Pour moi, la fête est avant tout une ardente apothéose du présent, en face de l’inquiétude de l’avenir; un calme écoulement de jours heureux ne suscite pas de fête : mais si, au sein du malheur, l’espoir renaît, si l’on retrouve une prise sur le monde et sur le temps, alors l’instant se met à flamber, on peut s’y enfermer et se consumer en lui : c’est fête.

Des propos tenus dans La Force de l’âge, qui fait suite aux Mémoires d’une jeune fille rangée. Michel Leiris avec Dora Marr, Limbour découpant un jambon avec des airs de cannibale, Queneau et Bataille qui se battent en duel avec des bouteilles, Camus et Lemarchand jouant des marches militaires sur des casseroles ; "Sartre au fond d’un placard dirigeait un orchestre"... Des fêtes pour transgresser "une infranchissable zone de silence et de nuit » qui les « isolait de tous ; impossible d’entrer, de sortir". L’amitié y avait autant de part que l’annonce des succès alliés.

Le débarquement n’avait pas encore eu lieu, Paris n’était pas libéré ni Hitler abattu ; comment célébrer des événements qui ne sont pas accomplis ?

Simone de Beauvoir évoque "une sorte de fraternité, déchaînant à l’abri du monde ses rites secrets », une « vaste émotion collective" réalisant sans délai tous leurs vœux : "la victoire devenait tangible dans la fièvre qu’elle allumait". 

Elle persistait dans le calme de l’aube. Puis elle pâlissait sans mourir tout à fait : l’attente recommençait.

Anthropologie de la fête

C’est l’hebdomadaire Le 1 qui publie cet extrait dans un hors-série consacré au sens de la fête. L’anthropologue Emmanuelle Lallemand y rappelle l’importance de la nuit, un marqueur fort de l’opposition au jour, qui finit toujours par advenir. Sous cet angle, la fête est un "invariant" de l’humanité, et elle ne va pas sans une forte ritualisation, même dans le carnaval avec son inversion des valeurs et des genres. Une ritualisation qui souligne aussi les positions sociales. "Dans une ville comme Paris, la fête est souvent le lieu de la distinction sociale, voire de la ségrégation. L’idée même de dress code rappelle que la fête, avant d’être un espace de liberté, reste celui de la conformité, du respect de certaines règles."
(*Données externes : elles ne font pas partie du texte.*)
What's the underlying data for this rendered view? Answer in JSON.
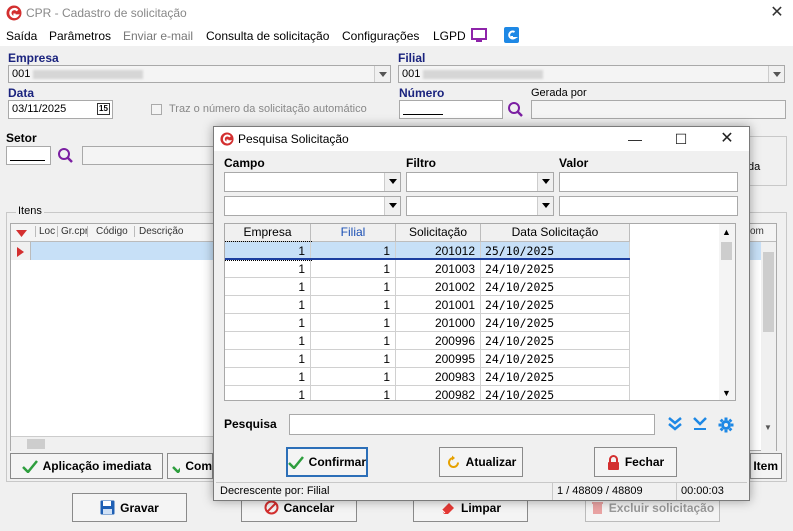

De cette manière, le rituel ordonne du réel. Et la fête participe de cette structuration, avec ses codes, ses horaires, ses moments attendus. Ça ne se passe pas n’importe comment, une fête. Le vrai chaos, c’est le réel.

David Le Breton souligne quant à lui, dans les fêtes sous couvre-feu, le caractère de "refoulement collectif de la mort" en période de pandémie, qui confère "une valeur redoublée au risque dès lors qu’il est choisi en toute connaissance de cause comme un espace de souveraineté". 

Telle est la formule de l’ordalie quand elle se transforme en une figure de l’inconscient individuel : un pacte avec la menace pour se sentir exister dans la plénitude.